Effect of PC treatment on survival during LPS-induced endotoxemia in wild-type, RAGE ^−/−, and Icam-1 ^−/− mice. Lethal endotoxemia was induced by Escherichia coli LPS (serotype 055:B5, 40 mg/kg i.p.) and treated with PC (100 U/kg, i.p.) or human albumin (8 mg/mL) as controls at 0.5, 8, and 24 h after LPS challenge. Survival is shown in Kaplan-Meier plots for the respective treatments in Icam-1 ^−/− mice (a) and RAGE ^−/− mice (b) and compared to WT mice.

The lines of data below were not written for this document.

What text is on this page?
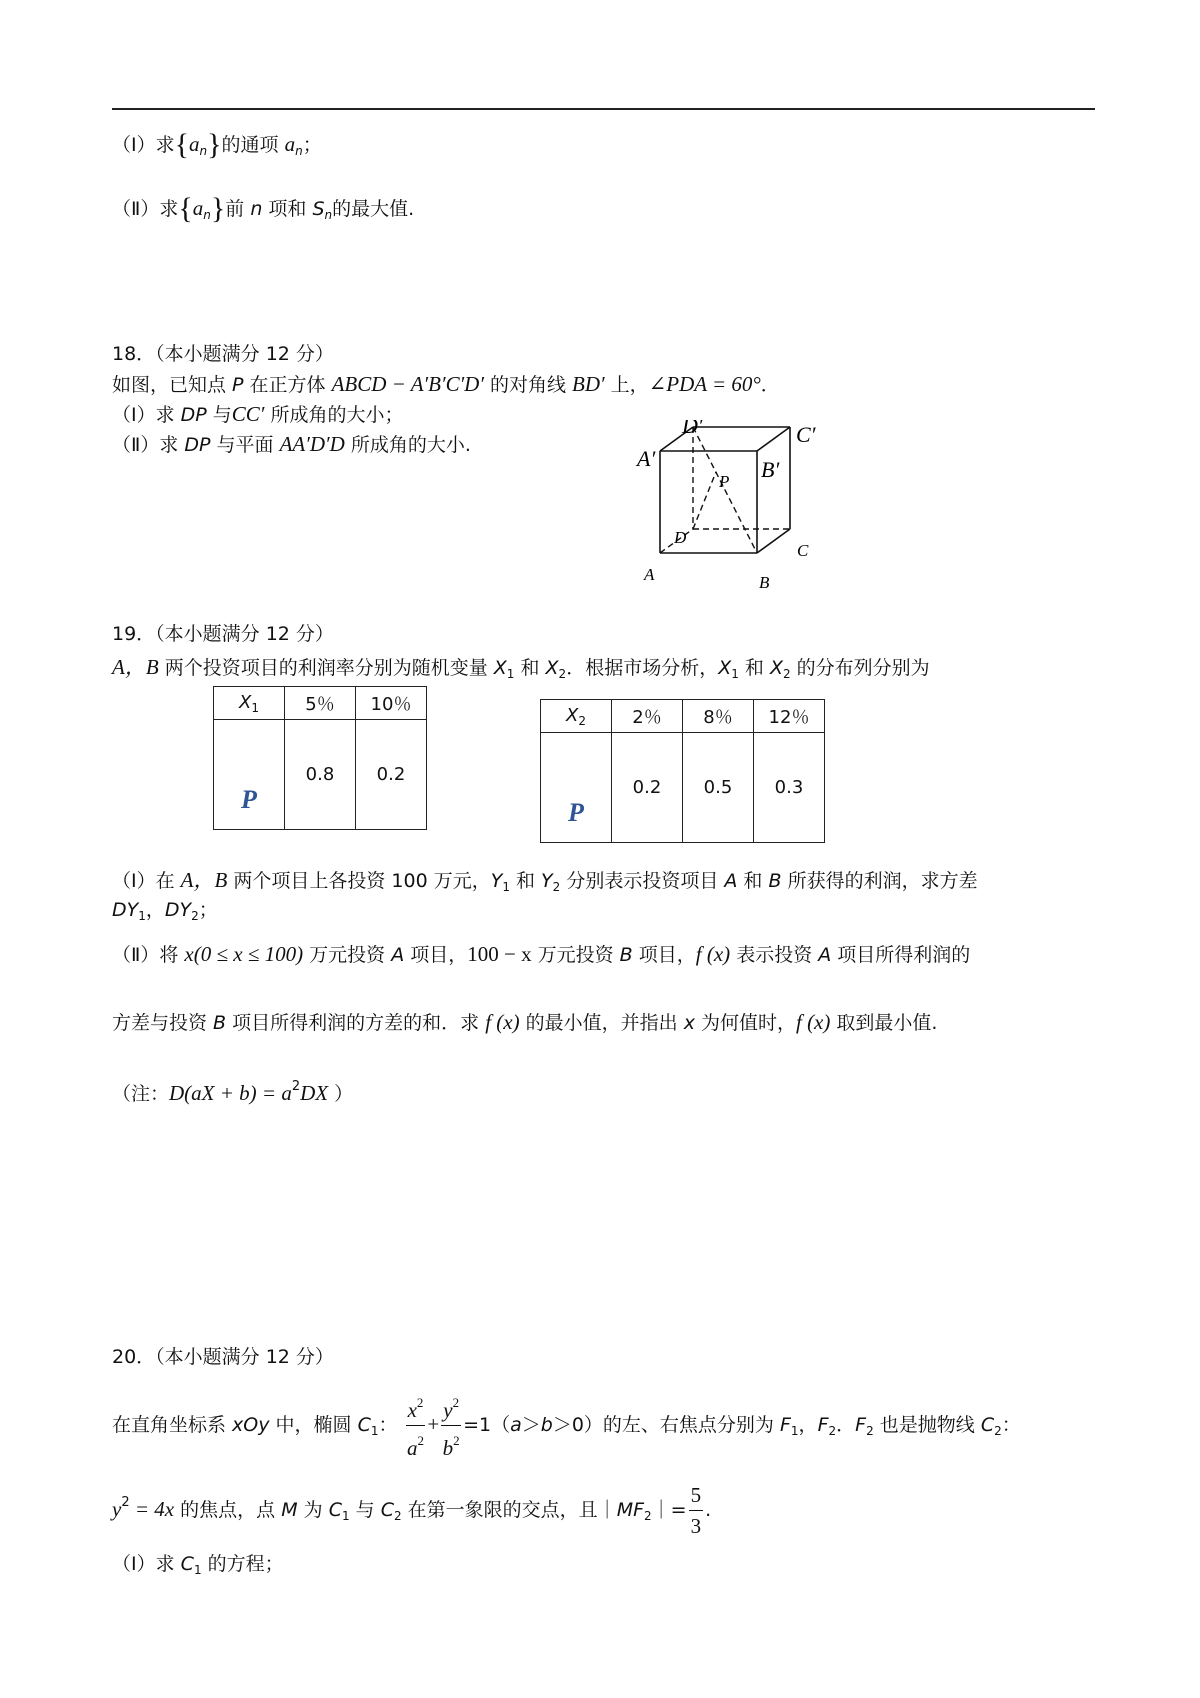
（Ⅰ）求$\{a_n\}$的通项 $a_n$；
（Ⅱ）求$\{a_n\}$前 n 项和 $S_n$的最大值.
18．（本小题满分 12 分）
如图，已知点 P 在正方体 ABCD − A′B′C′D′ 的对角线 BD′ 上，∠PDA = 60°．
（Ⅰ）求 DP 与CC′ 所成角的大小；
（Ⅱ）求 DP 与平面 AA′D′D 所成角的大小.
D′	C′
A′	B′
P
D
C
A	B
19．（本小题满分 12 分）
A，B 两个投资项目的利润率分别为随机变量 $X_1$ 和 $X_2$．根据市场分析，$X_1$ 和 $X_2$ 的分布列分别为
$X_1$	5％	10％
P	0.8	0.2
$X_2$	2％	8％	12％
P	0.2	0.5	0.3
（Ⅰ）在 A，B 两个项目上各投资 100 万元，$Y_1$ 和 $Y_2$ 分别表示投资项目 A 和 B 所获得的利润，求方差
$DY_1$，$DY_2$；
（Ⅱ）将 x(0 ≤ x ≤ 100) 万元投资 A 项目，100 − x 万元投资 B 项目，f (x) 表示投资 A 项目所得利润的
方差与投资 B 项目所得利润的方差的和．求 f (x) 的最小值，并指出 x 为何值时，f (x) 取到最小值.
（注：$D(aX + b) = a^2DX$ ）
20．（本小题满分 12 分）
在直角坐标系 xOy 中，椭圆 $C_1$： $\frac{x^2}{a^2} + \frac{y^2}{b^2} =1(a>b>0)$的左、右焦点分别为 $F_1$，$F_2$．$F_2$ 也是抛物线 $C_2$：
$y^2 = 4x$ 的焦点，点 M 为 $C_1$ 与 $C_2$ 在第一象限的交点，且$|MF_2|= \frac{5}{3}$ .
（Ⅰ）求 $C_1$ 的方程；
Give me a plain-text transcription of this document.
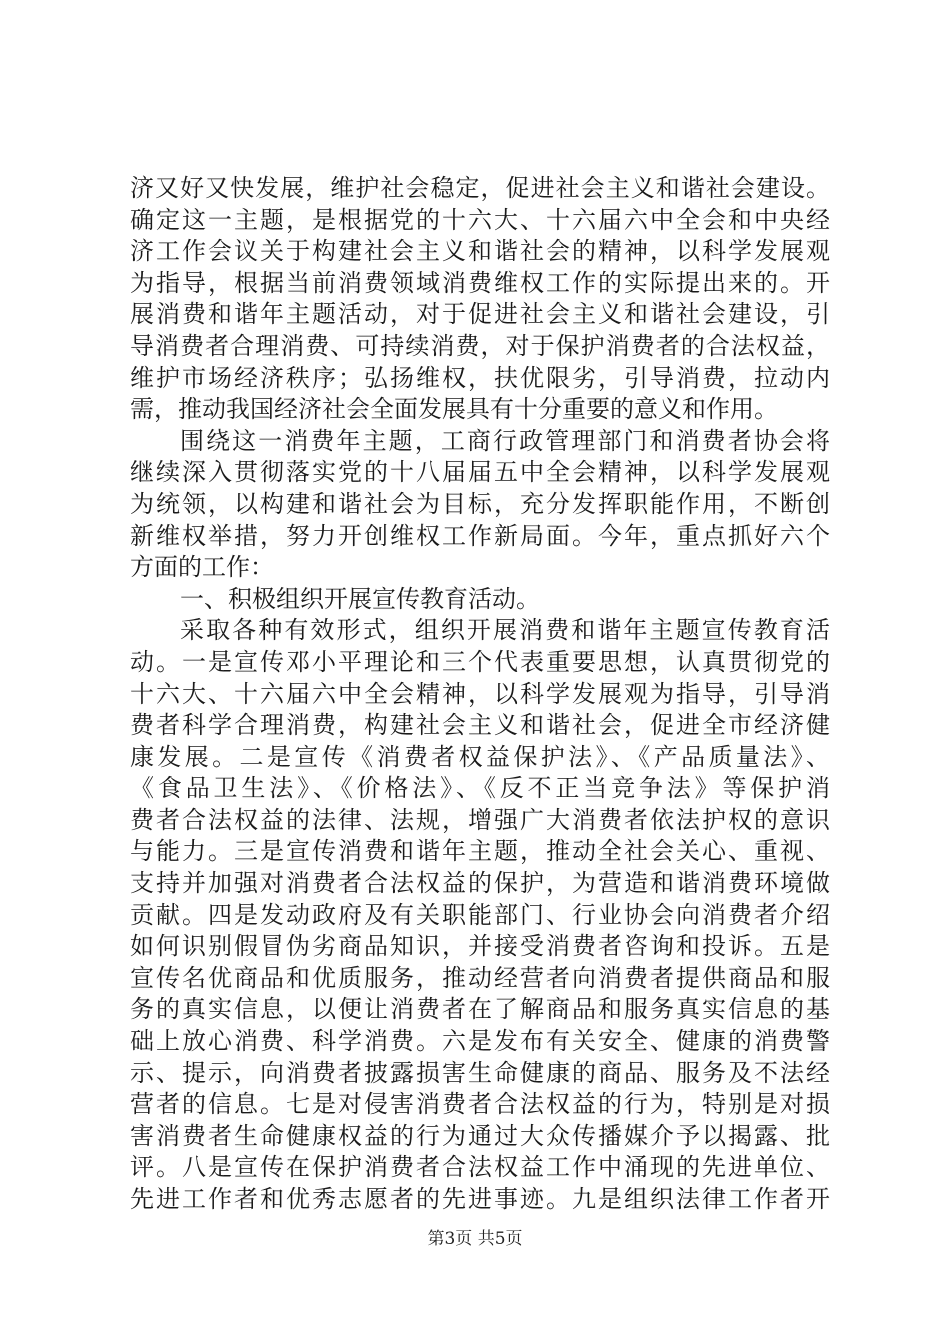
济又好又快发展，维护社会稳定，促进社会主义和谐社会建设。
确定这一主题，是根据党的十六大、十六届六中全会和中央经
济工作会议关于构建社会主义和谐社会的精神，以科学发展观
为指导，根据当前消费领域消费维权工作的实际提出来的。开
展消费和谐年主题活动，对于促进社会主义和谐社会建设，引
导消费者合理消费、可持续消费，对于保护消费者的合法权益，
维护市场经济秩序；弘扬维权，扶优限劣，引导消费，拉动内
需，推动我国经济社会全面发展具有十分重要的意义和作用。
围绕这一消费年主题，工商行政管理部门和消费者协会将
继续深入贯彻落实党的十八届届五中全会精神，以科学发展观
为统领，以构建和谐社会为目标，充分发挥职能作用，不断创
新维权举措，努力开创维权工作新局面。今年，重点抓好六个
方面的工作：
一、积极组织开展宣传教育活动。
采取各种有效形式，组织开展消费和谐年主题宣传教育活
动。一是宣传邓小平理论和三个代表重要思想，认真贯彻党的
十六大、十六届六中全会精神，以科学发展观为指导，引导消
费者科学合理消费，构建社会主义和谐社会，促进全市经济健
康发展。二是宣传《消费者权益保护法》、《产品质量法》、
《食品卫生法》、《价格法》、《反不正当竞争法》等保护消
费者合法权益的法律、法规，增强广大消费者依法护权的意识
与能力。三是宣传消费和谐年主题，推动全社会关心、重视、
支持并加强对消费者合法权益的保护，为营造和谐消费环境做
贡献。四是发动政府及有关职能部门、行业协会向消费者介绍
如何识别假冒伪劣商品知识，并接受消费者咨询和投诉。五是
宣传名优商品和优质服务，推动经营者向消费者提供商品和服
务的真实信息，以便让消费者在了解商品和服务真实信息的基
础上放心消费、科学消费。六是发布有关安全、健康的消费警
示、提示，向消费者披露损害生命健康的商品、服务及不法经
营者的信息。七是对侵害消费者合法权益的行为，特别是对损
害消费者生命健康权益的行为通过大众传播媒介予以揭露、批
评。八是宣传在保护消费者合法权益工作中涌现的先进单位、
先进工作者和优秀志愿者的先进事迹。九是组织法律工作者开
第3页 共5页
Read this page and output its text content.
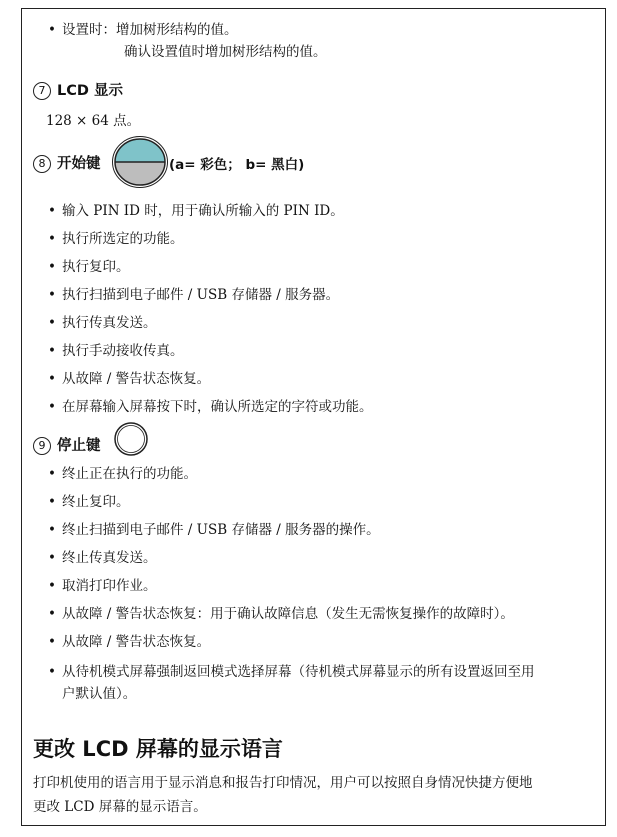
• 设置时：增加树形结构的值。
确认设置值时增加树形结构的值。
7 LCD 显示
128 × 64 点。
8 开始键	(a= 彩色； b= 黑白)
• 输入 PIN ID 时，用于确认所输入的 PIN ID。
• 执行所选定的功能。
• 执行复印。
• 执行扫描到电子邮件 / USB 存储器 / 服务器。
• 执行传真发送。
• 执行手动接收传真。
• 从故障 / 警告状态恢复。
• 在屏幕输入屏幕按下时，确认所选定的字符或功能。
9 停止键
• 终止正在执行的功能。
• 终止复印。
• 终止扫描到电子邮件 / USB 存储器 / 服务器的操作。
• 终止传真发送。
• 取消打印作业。
• 从故障 / 警告状态恢复：用于确认故障信息（发生无需恢复操作的故障时）。
• 从故障 / 警告状态恢复。
• 从待机模式屏幕强制返回模式选择屏幕（待机模式屏幕显示的所有设置返回至用
户默认值）。
更改 LCD 屏幕的显示语言
打印机使用的语言用于显示消息和报告打印情况，用户可以按照自身情况快捷方便地
更改 LCD 屏幕的显示语言。
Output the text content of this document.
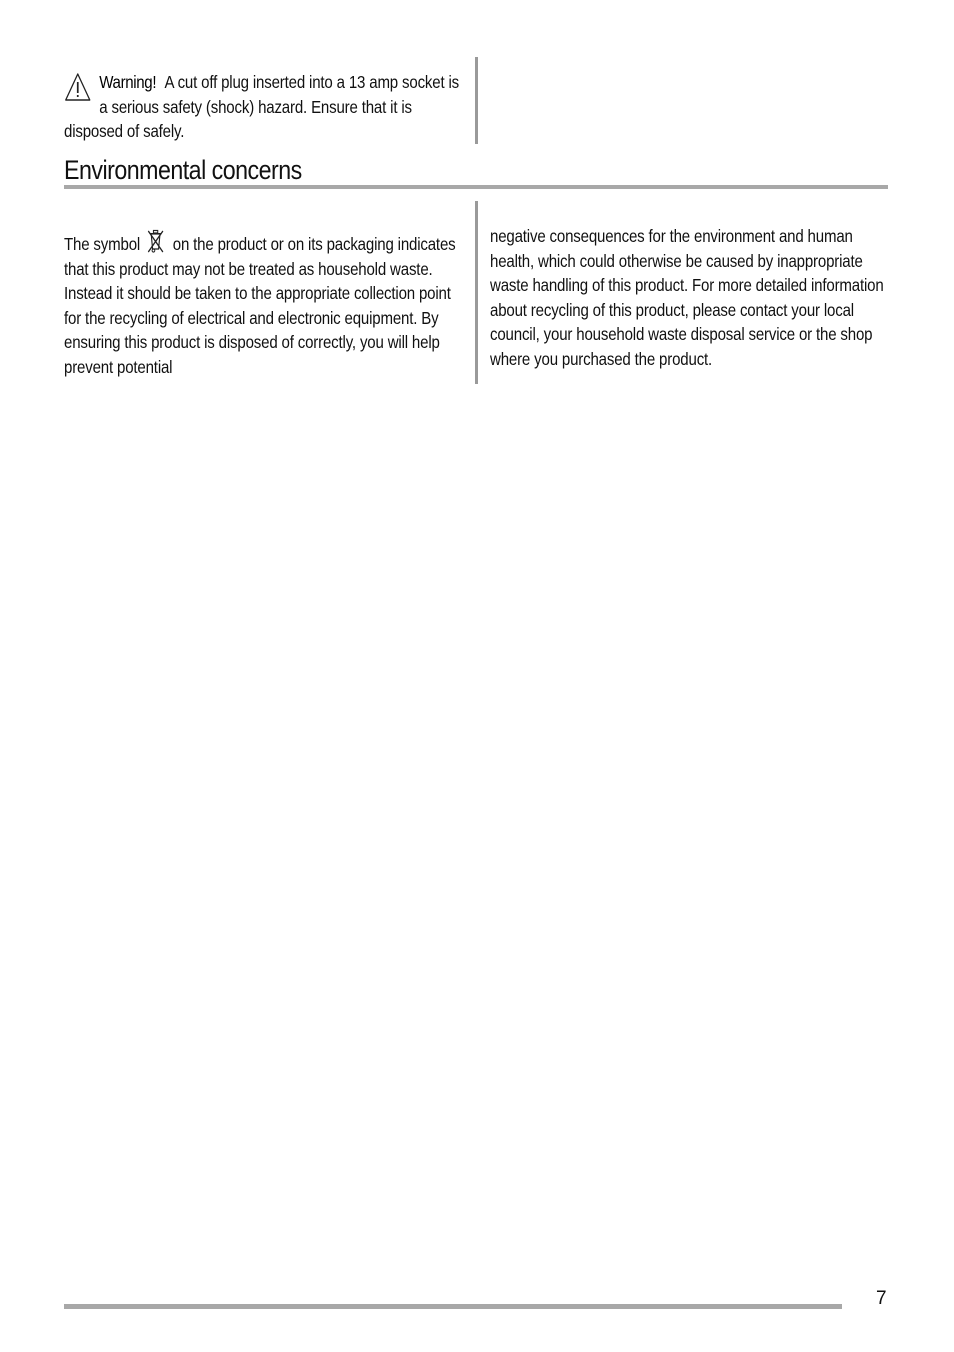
Warning! A cut off plug inserted into a 13 amp socket is a serious safety (shock) hazard. Ensure that it is disposed of safely.
Environmental concerns
The symbol on the product or on its packaging indicates that this product may not be treated as household waste. Instead it should be taken to the appropriate collection point for the recycling of electrical and electronic equipment. By ensuring this product is disposed of correctly, you will help prevent potential
negative consequences for the environment and human health, which could otherwise be caused by inappropriate waste handling of this product. For more detailed information about recycling of this product, please contact your local council, your household waste disposal service or the shop where you purchased the product.
7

Significant differences by log-rank test were set at P < 0.05 and indicated by asterisks.

Figure 6

Effect of PC treatment on lung inflammation during LPS-induced endotoxemia in wild-type, RAGE ^−/−, and Icam-1 ^−/− mice. Lethal endotoxemia was induced by Escherichia coli LPS (serotype 055:B5, 40 mg/kg i.p.) and treated with PC (100 U/kg, i.p.) or human albumin (8 mg/mL) as controls at 0.5, 8, and 24 h after LPS challenge. Lungs of WT mice (a and b), Icam-1 ^−/− mice (c and d), and RAGE ^−/− mice (e and f) with and without PC treatment were harvested 24 h after LPS challenge and prepared as 3 μm paraffin-embedded sections for H&E staining. Representative micrographs are shown for at least three mice per group. Arrows indicate infiltrating neutrophils. Reference bar for (a)–(f) is shown in (a) and represents 50 μm.

Figure 7

Effect of PC on intracellular RAGE expression in endothelial cells. Intracellular RAGE expression of TNFα-stimulated (25 ng TNFα/mL, 4 h) endothelial cells was measured by flow cytometry after permeabilization with saponin in response to PC (5 U/10⁶ leukocytes, 3 h) and compared to respective isotype controls. Mean fluorescence intensities are presented as mean ± SEM from at least three mice per group. Significant differences (P < 0.05) to isotype and anti-RAGE + PC are indicated by the asterisks.

Figure 8

Effect of PC on endothelial ICAM-1 expression. Surface ICAM-1 expression was measured on freshly prepared (a) and TNFα-stimulated (25 ng TNFα/mL, 4 h) (b) endothelial cells with or without PC preincubation (5 U/10⁶ leukocytes, 3 h) and compared to respective isotype controls. Mean fluorescence intensities are presented as mean ± SEM from at least three mice per group. Significant differences (P < 0.05) to isotype and anti-ICAM-1 + PC are indicated by the asterisks.